Given the evident mismatch between the research interests of patients and researchers, investment into health research may be misdirected to areas of low priority or fail to address important needs of relevant stakeholders. The current health research priority exercise relied mainly on the health-care community in KSA, with limited input from other stakeholders including patients and caregivers. However, people-centeredness, patient satisfaction and related issues were addressed. Another factor is to differentiate between ranking priority issues and priority research questions. The former could be performed by a broad stakeholder group, while the latter by technical experts.
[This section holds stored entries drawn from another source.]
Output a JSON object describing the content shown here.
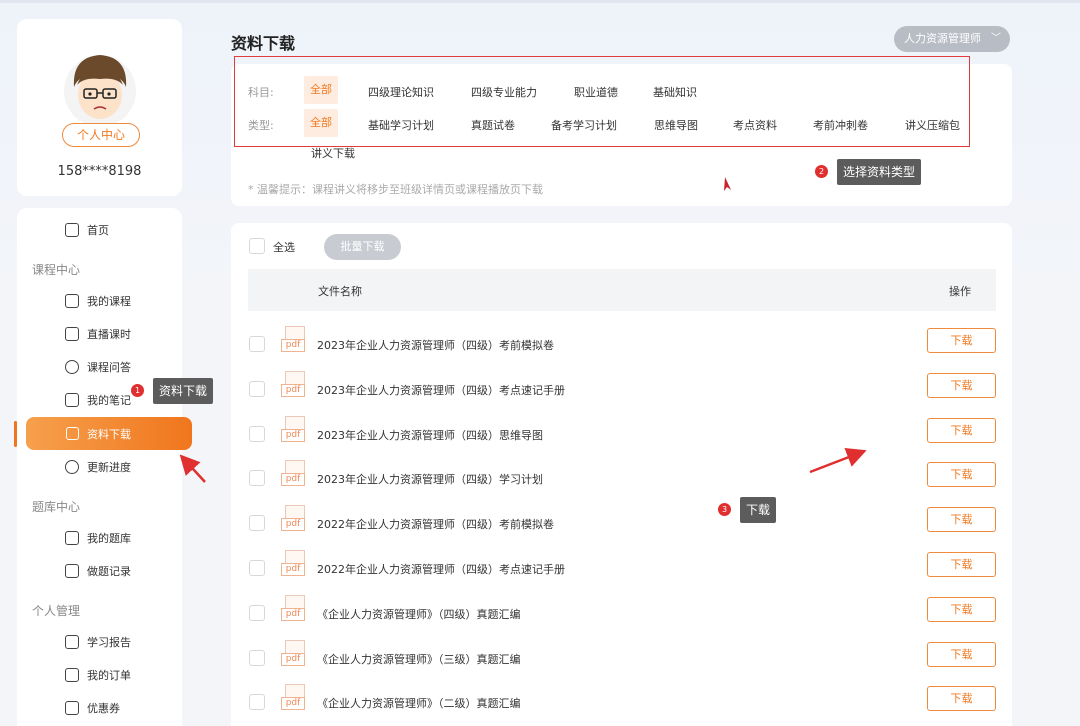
{
  "profile": {
    "center_label": "个人中心",
    "phone": "158****8198"
  },
  "sidebar": {
    "home": "首页",
    "group_course": "课程中心",
    "my_courses": "我的课程",
    "live_hours": "直播课时",
    "course_qa": "课程问答",
    "my_notes": "我的笔记",
    "download": "资料下载",
    "update_progress": "更新进度",
    "group_bank": "题库中心",
    "my_bank": "我的题库",
    "practice_records": "做题记录",
    "group_personal": "个人管理",
    "study_report": "学习报告",
    "my_orders": "我的订单",
    "coupons": "优惠券"
  },
  "header": {
    "title": "资料下载",
    "role_select": "人力资源管理师"
  },
  "filters": {
    "subject_label": "科目:",
    "subject_options": [
      "全部",
      "四级理论知识",
      "四级专业能力",
      "职业道德",
      "基础知识"
    ],
    "type_label": "类型:",
    "type_options": [
      "全部",
      "基础学习计划",
      "真题试卷",
      "备考学习计划",
      "思维导图",
      "考点资料",
      "考前冲刺卷",
      "讲义压缩包",
      "讲义下载"
    ],
    "tip": "* 温馨提示：课程讲义将移步至班级详情页或课程播放页下载"
  },
  "list": {
    "select_all": "全选",
    "batch_download": "批量下载",
    "col_name": "文件名称",
    "col_action": "操作",
    "file_tag": "pdf",
    "download_label": "下载",
    "rows": [
      "2023年企业人力资源管理师（四级）考前模拟卷",
      "2023年企业人力资源管理师（四级）考点速记手册",
      "2023年企业人力资源管理师（四级）思维导图",
      "2023年企业人力资源管理师（四级）学习计划",
      "2022年企业人力资源管理师（四级）考前模拟卷",
      "2022年企业人力资源管理师（四级）考点速记手册",
      "《企业人力资源管理师》（四级）真题汇编",
      "《企业人力资源管理师》（三级）真题汇编",
      "《企业人力资源管理师》（二级）真题汇编"
    ]
  },
  "annotations": {
    "step1_num": "1",
    "step1_text": "资料下载",
    "step2_num": "2",
    "step2_text": "选择资料类型",
    "step3_num": "3",
    "step3_text": "下载"
  },
  "colors": {
    "accent": "#f07a22",
    "annotation_red": "#e02f2f",
    "callout_bg": "#5c5c5c"
  }
}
  • Many accept burden of disease-based methods as a ‘gold standard’. However, when there is no comprehensive contemporary burden of disease data, using a burden of disease approach may be prohibitive in cost. Instead, considering “developing an updated health information system” as a national priority, and using Delphi method in the interim is the alternative approach according to COHRED [14].

  • The current study outputs included integrated themes for health system research that meet the main intent of MoH, whereas burden of disease focuses on diseases, injuries, and risk factors sequelae in terms of DALYs (YLDs and YLLs).

11 Conclusion

PS exercise approaches can be tailored to match a specific context and needs. The current study applied the e-Delphi technique via addressing the criteria of the burden of disease. They included the magnitude of a health problem, likelihood of reducing disease burden, cost-effectiveness, present level of knowledge and current resources. The study output included the fundamental three priority agendas: 1. health system research priority themes, which harmonized with the MoH vision and transformation and modernization program; 2. diseases, health problems, public health and medical care themes; 3. national and international collaborative research themes. Adhering to guidelines can facilitate comprehensive reporting of the research PS study, in addition to improved transparency and strengthening the acceptability and implementation of the identified research priorities. Therefore, efforts and funding will be invested in generating evidence that is of importance to all stakeholders.